Apple revamps Siri with Google Gemini, may launch AI wearable
Apple is reportedly rebuilding Siri under an internal project codenamed “Campos” for iOS 27, integrating Google’s Gemini 3 large-model technology to convert Siri into an advanced AI assistant able to write code, generate images and handle complex multi-step tasks. Sources say Apple’s licensing deal with Google could cost about $1 billion per year — viewed as cheaper than building an equivalent model in-house — allowing Apple to concentrate on product integration and privacy features. The upgraded Siri is expected to act as a system-level agent with screen-reading and cross-app coordination (e.g., extracting calendar data from email and suggesting actions), creating deeper device-level access that third-party apps may not match due to sandbox restrictions. Reports indicate the new AI features might be offered as built-in, possibly free with new iPhones, with a public reveal potentially at WWDC 2026. Separately, Apple is rumored to be developing an AI wearable — a clip-on device with two cameras and three microphones — which could arrive as early as the second half of the year. The news follows wider industry interest in AI hardware from companies like OpenAI. For traders: the story signals Apple doubling down on AI integration and hardware innovation, with notable commercial and competitive implications for platform control, privacy positioning, and subscription economics.
Neutral
This news is primarily a tech-platform and product development story rather than a direct crypto event. For cryptocurrency markets, the impact is likely neutral. Positive implications: Apple integrating advanced AI (via Gemini) and potentially offering it free could accelerate mainstream adoption of AI-enabled mobile features, indirectly supporting demand for on-chain services that interface with mobile wallets or AI-driven dApps. It may also boost investor sentiment toward tech equities and broader risk assets, which can sometimes correlate with crypto inflows. Negative implications are limited: increased platform control and stronger privacy/sandboxing by Apple could hinder third-party crypto apps that rely on deep system access, but this is a secondary effect.

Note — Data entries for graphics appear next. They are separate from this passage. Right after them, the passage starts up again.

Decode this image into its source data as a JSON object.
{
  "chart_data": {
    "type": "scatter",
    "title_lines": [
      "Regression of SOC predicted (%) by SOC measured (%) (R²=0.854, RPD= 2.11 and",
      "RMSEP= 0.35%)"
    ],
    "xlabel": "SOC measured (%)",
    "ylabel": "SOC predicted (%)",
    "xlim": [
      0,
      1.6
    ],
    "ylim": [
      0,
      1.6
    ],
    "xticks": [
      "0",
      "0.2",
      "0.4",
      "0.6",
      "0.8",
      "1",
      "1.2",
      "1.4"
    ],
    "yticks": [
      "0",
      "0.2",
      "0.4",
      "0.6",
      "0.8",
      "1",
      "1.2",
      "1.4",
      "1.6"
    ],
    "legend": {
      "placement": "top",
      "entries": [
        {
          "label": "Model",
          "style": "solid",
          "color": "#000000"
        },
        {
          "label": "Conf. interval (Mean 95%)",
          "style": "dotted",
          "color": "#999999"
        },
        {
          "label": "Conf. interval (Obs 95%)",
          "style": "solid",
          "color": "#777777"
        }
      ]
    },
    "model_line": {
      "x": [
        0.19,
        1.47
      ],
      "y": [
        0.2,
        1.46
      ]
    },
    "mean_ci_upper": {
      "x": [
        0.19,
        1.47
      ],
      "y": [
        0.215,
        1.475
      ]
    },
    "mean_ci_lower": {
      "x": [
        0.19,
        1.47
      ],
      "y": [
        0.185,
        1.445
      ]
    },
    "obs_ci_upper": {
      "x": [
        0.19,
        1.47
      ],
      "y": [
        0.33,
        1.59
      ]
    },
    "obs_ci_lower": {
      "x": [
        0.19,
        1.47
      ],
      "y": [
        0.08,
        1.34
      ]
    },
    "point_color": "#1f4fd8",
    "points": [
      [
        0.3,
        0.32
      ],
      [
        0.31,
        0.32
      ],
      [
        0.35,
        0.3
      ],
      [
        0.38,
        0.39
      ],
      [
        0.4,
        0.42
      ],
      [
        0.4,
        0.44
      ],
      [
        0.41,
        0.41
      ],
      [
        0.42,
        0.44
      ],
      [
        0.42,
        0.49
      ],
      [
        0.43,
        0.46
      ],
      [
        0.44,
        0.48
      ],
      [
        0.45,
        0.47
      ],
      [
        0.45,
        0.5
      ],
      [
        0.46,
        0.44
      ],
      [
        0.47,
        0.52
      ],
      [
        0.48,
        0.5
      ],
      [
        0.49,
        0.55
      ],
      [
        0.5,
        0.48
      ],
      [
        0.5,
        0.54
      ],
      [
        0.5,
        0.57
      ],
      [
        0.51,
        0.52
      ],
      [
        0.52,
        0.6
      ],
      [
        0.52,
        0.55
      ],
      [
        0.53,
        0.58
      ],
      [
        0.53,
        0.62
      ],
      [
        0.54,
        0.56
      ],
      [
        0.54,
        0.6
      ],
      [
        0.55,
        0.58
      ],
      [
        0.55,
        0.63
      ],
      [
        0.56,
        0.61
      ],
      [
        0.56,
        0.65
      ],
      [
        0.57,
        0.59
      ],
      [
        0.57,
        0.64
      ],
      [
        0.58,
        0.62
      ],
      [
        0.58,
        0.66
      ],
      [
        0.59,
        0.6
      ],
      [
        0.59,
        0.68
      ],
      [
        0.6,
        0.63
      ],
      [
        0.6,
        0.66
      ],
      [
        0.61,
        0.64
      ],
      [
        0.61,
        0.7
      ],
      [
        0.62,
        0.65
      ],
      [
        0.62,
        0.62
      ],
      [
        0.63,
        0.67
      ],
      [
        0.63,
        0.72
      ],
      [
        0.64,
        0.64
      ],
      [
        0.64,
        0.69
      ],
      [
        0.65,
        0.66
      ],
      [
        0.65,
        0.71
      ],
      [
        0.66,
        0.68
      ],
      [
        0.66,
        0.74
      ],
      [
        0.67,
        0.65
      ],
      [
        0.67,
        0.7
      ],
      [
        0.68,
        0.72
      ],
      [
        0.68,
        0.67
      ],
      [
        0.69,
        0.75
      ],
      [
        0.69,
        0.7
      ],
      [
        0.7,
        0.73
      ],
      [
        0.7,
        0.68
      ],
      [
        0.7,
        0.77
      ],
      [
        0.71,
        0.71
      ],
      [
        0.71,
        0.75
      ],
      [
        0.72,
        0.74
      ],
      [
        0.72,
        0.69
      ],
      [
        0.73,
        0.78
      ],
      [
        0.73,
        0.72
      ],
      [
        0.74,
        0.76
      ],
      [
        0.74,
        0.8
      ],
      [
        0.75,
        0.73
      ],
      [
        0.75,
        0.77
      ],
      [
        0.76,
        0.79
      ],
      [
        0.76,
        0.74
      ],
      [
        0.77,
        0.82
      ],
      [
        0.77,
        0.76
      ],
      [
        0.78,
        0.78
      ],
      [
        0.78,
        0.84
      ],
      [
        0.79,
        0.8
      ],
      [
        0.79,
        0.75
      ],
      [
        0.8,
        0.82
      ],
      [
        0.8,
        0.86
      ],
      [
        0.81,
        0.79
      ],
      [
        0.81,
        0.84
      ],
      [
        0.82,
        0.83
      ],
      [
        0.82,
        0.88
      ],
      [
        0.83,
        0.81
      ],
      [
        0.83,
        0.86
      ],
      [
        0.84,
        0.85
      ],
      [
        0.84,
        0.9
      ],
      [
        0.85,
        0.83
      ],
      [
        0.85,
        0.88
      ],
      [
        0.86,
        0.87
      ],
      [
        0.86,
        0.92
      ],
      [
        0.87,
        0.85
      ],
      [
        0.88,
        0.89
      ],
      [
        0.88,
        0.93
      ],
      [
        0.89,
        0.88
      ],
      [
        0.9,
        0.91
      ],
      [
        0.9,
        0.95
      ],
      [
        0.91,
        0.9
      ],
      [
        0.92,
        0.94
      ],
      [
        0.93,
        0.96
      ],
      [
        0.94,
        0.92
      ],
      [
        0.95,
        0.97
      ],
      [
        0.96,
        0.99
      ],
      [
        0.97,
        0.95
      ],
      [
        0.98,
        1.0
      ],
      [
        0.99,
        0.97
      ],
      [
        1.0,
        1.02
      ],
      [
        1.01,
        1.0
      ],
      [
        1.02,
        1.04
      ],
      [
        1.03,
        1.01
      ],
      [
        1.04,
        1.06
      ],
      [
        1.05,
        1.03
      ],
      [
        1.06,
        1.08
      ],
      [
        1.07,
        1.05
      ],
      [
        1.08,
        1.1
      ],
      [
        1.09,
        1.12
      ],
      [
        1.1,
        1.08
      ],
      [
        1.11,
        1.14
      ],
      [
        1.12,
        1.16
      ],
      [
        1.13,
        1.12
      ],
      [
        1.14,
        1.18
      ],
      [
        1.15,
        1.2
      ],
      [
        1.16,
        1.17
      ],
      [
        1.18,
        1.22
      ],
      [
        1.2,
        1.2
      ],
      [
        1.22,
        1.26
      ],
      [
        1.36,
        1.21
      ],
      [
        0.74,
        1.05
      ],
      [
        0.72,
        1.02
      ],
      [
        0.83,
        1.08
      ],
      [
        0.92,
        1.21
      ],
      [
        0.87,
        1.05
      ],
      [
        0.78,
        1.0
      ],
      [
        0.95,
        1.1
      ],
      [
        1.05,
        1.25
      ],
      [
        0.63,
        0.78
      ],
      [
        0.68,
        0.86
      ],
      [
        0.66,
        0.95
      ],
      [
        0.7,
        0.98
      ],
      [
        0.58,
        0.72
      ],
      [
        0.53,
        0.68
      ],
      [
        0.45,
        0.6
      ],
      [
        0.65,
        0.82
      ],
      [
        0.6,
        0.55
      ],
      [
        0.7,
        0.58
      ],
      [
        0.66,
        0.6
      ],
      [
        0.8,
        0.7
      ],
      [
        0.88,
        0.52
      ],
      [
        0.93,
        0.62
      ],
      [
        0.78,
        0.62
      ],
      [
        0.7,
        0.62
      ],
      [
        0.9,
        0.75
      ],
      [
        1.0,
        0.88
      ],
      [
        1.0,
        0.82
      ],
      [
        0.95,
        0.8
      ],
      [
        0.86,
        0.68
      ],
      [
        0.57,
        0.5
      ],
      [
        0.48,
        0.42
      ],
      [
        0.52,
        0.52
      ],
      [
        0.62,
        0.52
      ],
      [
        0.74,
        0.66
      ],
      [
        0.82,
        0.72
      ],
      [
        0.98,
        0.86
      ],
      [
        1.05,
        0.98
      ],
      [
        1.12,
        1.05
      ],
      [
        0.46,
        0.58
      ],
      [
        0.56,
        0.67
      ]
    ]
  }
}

Short-term: traders may see minimal direct price movement in major crypto assets since no protocol, token, or funding affecting crypto liquidity is announced. Any market reaction would likely come from broader tech sector moves rather than crypto fundamentals. Long-term: greater mobile AI integration and potential new form factors (AI wearables) could expand user bases for crypto-native products (payments, identity, or AI-driven trading tools), gradually supporting adoption. However, the licensing cost (~$1B/year) and Apple’s centralization of AI features reinforce platform concentration trends, which could limit decentralized alternatives. Overall, expect neutral immediate effect with modest long-term positive tailwinds for crypto adoption but also structural risks from platform gatekeeping.